蒟醬は中国南方を発祥の地とする漆芸の加飾技法で、漆器の表面に蒟醬剣と呼ばれる刃物で文様を彫り、そこに色漆を充填してから研ぎ出して模様を表します。わが国にはミャンマーなどを通じて室町時代以降に渡来しましたが、これを江戸時代後期に日本的な漆芸品として確立させたのが、高松藩の玉楮象谷(たまかじ ぞうこく)でした。
象谷以降この地では、蒟醬や彫漆などの技法を駆使した独自性に富む漆芸品を生み出すことになりますが、ここに点彫りによる絵画的な表現を導入し、蒟醬の表現を一新したのが磯井如真(いそい じょしん)でした。
磯井正美は如真の三男として生まれ、父の下で漆芸を学びました。蒟醬の革新者として豪奢、華麗な作風を特徴とした如真に対して、正美は細やかな心配りの下にモチーフの多くを自然から採り、植物や生き物はもとより、陽炎や波など変転する自然現象までをも自在に表現する独自の作風を確立しました。また、彫りや塗り、素地についてもさまざまな技法を創始し、蒟醬の世界にこれまでには求め得なかった清新な表現をもたらしました。
磯井正美と資生堂の縁は、資生堂が1975年から95年にかけて開催した「現代工藝展」に始まります。
磯井は1978年の第4回展からメンバーとして参加し、作歴を代表する作品を次々に出品しました。
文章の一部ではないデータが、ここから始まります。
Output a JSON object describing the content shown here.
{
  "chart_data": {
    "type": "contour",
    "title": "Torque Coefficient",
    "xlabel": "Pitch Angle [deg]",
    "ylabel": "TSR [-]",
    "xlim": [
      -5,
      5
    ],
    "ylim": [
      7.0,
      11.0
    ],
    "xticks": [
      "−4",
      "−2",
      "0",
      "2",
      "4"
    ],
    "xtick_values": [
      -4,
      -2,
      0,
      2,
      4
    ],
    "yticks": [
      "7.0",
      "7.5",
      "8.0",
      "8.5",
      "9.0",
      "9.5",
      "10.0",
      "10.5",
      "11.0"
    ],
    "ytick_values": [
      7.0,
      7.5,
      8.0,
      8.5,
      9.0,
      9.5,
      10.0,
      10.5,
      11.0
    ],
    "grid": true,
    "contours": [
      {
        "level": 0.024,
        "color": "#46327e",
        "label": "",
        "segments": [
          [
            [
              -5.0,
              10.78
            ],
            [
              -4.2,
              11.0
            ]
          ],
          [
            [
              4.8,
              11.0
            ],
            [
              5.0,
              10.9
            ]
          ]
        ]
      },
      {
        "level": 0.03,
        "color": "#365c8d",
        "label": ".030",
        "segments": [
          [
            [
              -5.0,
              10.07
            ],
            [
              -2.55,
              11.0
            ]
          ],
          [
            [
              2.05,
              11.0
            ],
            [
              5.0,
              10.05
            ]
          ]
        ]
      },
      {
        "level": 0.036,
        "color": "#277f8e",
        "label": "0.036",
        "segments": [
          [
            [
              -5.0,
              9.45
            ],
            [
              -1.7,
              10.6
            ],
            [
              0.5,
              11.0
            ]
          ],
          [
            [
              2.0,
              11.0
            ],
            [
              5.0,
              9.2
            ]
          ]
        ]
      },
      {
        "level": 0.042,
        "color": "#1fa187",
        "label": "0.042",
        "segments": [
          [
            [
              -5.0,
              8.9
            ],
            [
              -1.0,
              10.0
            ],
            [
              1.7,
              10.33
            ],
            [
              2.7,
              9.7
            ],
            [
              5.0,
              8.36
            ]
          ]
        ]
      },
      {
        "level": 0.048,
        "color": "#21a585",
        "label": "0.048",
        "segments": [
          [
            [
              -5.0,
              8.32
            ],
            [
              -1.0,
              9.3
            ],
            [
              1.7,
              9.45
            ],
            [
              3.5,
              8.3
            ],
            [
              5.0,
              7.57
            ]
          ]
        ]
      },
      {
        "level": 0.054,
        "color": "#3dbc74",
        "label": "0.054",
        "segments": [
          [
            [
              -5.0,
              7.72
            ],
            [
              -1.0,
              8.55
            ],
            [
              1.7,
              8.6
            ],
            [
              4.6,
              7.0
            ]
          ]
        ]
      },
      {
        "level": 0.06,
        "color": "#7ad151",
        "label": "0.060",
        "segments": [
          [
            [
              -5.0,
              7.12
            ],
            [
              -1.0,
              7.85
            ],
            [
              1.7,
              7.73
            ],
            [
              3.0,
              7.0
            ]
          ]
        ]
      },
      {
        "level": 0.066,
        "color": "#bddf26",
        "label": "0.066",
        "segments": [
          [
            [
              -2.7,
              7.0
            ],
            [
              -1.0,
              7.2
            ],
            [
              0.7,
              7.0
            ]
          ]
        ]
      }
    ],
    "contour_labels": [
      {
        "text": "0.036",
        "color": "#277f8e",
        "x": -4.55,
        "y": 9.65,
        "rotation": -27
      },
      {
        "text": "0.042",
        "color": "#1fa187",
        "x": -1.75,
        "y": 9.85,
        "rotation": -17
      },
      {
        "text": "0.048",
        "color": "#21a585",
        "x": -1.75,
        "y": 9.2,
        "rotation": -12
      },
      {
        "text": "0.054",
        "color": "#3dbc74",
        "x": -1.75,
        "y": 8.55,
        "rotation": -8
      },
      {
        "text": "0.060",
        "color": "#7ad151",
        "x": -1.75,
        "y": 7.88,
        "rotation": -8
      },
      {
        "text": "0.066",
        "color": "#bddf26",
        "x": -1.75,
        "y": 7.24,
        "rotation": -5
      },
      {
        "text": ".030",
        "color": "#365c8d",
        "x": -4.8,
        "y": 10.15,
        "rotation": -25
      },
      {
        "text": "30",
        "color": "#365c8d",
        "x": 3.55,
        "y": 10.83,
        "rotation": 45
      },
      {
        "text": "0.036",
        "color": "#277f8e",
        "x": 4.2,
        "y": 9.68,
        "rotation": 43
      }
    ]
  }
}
今回の展覧会は、国内最大の磯井コレクションを所蔵する高松市美術館をはじめ、美術館や個人所蔵家の協力の下、初期から近年までの代表作47点ならびに周辺資料を集めて開催する、本州では初めての本格的な回顧展です。
人間国宝・磯井正美の芸術とその制作の歩みをご覧いただける貴重な機会となります。